Look, they said this about us using Google. Oh no. The Dewey Decibel System [sic]
And then twenty years later, I'm pretty convinced that the online siloing has worn us down. A lot of us. But the problems that came weren't what the reactionaries were going on about. It never is.
It's been ten years since my friend and I were saying as I was walking out the door, "This whole internet thing, let just.." "...yeah, let's turn it off." There was profound sense of optimism in the early internet. We saw it together, and we knew it hadn't worked out, that it was stabilizing onto a kind of bad trajectory.
I still don't think the optimism was wrong. I think we're in some kind of perverse equilibrium where there are dams exist that, if they did not, would lead to some wildly different world rushing in, like what if you came to realize one day that 9/11 and all its self-inflicted after-effects never happened levels of mass self-transformation.

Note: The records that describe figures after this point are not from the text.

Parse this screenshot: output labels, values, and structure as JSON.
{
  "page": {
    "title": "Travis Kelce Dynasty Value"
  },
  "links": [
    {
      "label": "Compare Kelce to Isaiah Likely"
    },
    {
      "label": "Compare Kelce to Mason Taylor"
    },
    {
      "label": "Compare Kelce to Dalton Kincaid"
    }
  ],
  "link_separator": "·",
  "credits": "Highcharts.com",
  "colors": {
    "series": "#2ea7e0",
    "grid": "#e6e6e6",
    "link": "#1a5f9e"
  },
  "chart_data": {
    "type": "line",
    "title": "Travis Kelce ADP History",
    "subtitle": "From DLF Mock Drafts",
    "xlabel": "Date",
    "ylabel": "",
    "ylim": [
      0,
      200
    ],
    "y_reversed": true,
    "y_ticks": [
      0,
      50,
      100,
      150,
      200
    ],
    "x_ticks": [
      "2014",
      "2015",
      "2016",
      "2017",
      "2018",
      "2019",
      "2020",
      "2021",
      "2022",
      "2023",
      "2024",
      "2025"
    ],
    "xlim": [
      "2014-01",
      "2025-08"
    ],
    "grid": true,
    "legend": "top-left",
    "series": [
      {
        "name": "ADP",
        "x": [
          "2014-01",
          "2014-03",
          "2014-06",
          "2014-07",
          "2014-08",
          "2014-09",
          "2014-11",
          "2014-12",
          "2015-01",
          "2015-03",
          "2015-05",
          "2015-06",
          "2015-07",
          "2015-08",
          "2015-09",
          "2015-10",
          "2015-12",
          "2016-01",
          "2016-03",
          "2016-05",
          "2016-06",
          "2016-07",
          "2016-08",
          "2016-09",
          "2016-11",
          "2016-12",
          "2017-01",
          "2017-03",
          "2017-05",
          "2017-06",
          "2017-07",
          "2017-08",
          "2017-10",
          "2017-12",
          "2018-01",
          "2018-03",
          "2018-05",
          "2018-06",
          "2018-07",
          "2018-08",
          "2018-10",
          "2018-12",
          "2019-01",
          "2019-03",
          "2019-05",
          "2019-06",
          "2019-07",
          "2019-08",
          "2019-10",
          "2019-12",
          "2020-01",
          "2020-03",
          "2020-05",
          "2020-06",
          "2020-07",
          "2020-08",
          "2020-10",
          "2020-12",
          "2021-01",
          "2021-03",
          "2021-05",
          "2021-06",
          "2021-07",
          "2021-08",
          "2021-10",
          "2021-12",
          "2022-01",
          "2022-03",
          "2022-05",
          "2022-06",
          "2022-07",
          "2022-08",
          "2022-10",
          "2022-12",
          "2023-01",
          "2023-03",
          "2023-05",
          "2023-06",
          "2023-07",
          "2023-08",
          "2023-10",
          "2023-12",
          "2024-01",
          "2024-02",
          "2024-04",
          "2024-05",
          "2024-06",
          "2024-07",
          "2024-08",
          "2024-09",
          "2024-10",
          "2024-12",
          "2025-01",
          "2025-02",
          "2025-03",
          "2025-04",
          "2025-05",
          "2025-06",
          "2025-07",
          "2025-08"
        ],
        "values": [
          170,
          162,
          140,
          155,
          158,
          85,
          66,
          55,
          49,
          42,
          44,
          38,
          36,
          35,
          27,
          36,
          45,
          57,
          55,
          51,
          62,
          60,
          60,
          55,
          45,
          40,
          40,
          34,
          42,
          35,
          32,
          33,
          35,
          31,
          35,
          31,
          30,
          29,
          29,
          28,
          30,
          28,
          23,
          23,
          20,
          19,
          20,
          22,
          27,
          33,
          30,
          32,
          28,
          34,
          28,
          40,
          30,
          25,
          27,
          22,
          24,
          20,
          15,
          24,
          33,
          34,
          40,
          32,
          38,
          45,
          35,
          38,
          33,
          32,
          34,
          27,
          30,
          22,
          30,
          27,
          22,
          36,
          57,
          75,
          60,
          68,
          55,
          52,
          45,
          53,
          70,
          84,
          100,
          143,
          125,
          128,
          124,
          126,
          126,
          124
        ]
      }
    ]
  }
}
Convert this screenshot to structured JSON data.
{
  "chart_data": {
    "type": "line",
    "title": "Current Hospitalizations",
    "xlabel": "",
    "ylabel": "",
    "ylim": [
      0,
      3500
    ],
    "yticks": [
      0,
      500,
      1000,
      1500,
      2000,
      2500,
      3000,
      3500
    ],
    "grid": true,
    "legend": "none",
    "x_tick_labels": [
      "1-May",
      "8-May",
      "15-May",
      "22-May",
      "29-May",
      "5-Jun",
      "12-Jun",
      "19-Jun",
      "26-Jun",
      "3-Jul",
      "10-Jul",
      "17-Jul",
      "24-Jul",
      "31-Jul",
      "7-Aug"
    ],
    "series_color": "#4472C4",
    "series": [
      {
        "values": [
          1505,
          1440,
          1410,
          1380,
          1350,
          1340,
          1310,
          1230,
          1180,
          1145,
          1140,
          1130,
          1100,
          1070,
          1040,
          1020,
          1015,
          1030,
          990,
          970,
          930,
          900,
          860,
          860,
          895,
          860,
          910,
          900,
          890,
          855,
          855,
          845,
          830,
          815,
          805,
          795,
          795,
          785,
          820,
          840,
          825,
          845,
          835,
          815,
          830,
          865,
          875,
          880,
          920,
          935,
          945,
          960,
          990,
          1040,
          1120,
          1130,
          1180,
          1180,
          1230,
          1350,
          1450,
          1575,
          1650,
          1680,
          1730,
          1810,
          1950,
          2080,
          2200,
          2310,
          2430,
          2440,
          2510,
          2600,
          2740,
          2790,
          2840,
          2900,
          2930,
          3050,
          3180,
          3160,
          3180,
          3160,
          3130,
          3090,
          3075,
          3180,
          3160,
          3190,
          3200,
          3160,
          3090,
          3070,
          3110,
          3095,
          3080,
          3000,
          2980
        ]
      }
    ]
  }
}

Someone else brought up surveillance economy, and that's really relevant here and to what I'm doing. I think the ad-economy alone has a lot of perverse incentive that has basically destroyed journalism and the meaning of credibility for now. But the idea of the surveillance economy is right about how the pieces fit together like cursed legos. We have content that is addictive but not entertaining being used to serve us ads for things we don't need.
It's not just that we need to commercialize open source if it will ever reach mass market. We have to better monetize independent media for its goodness and coherence with reality or we're never going to have a shared set of facts in our social consciousness again.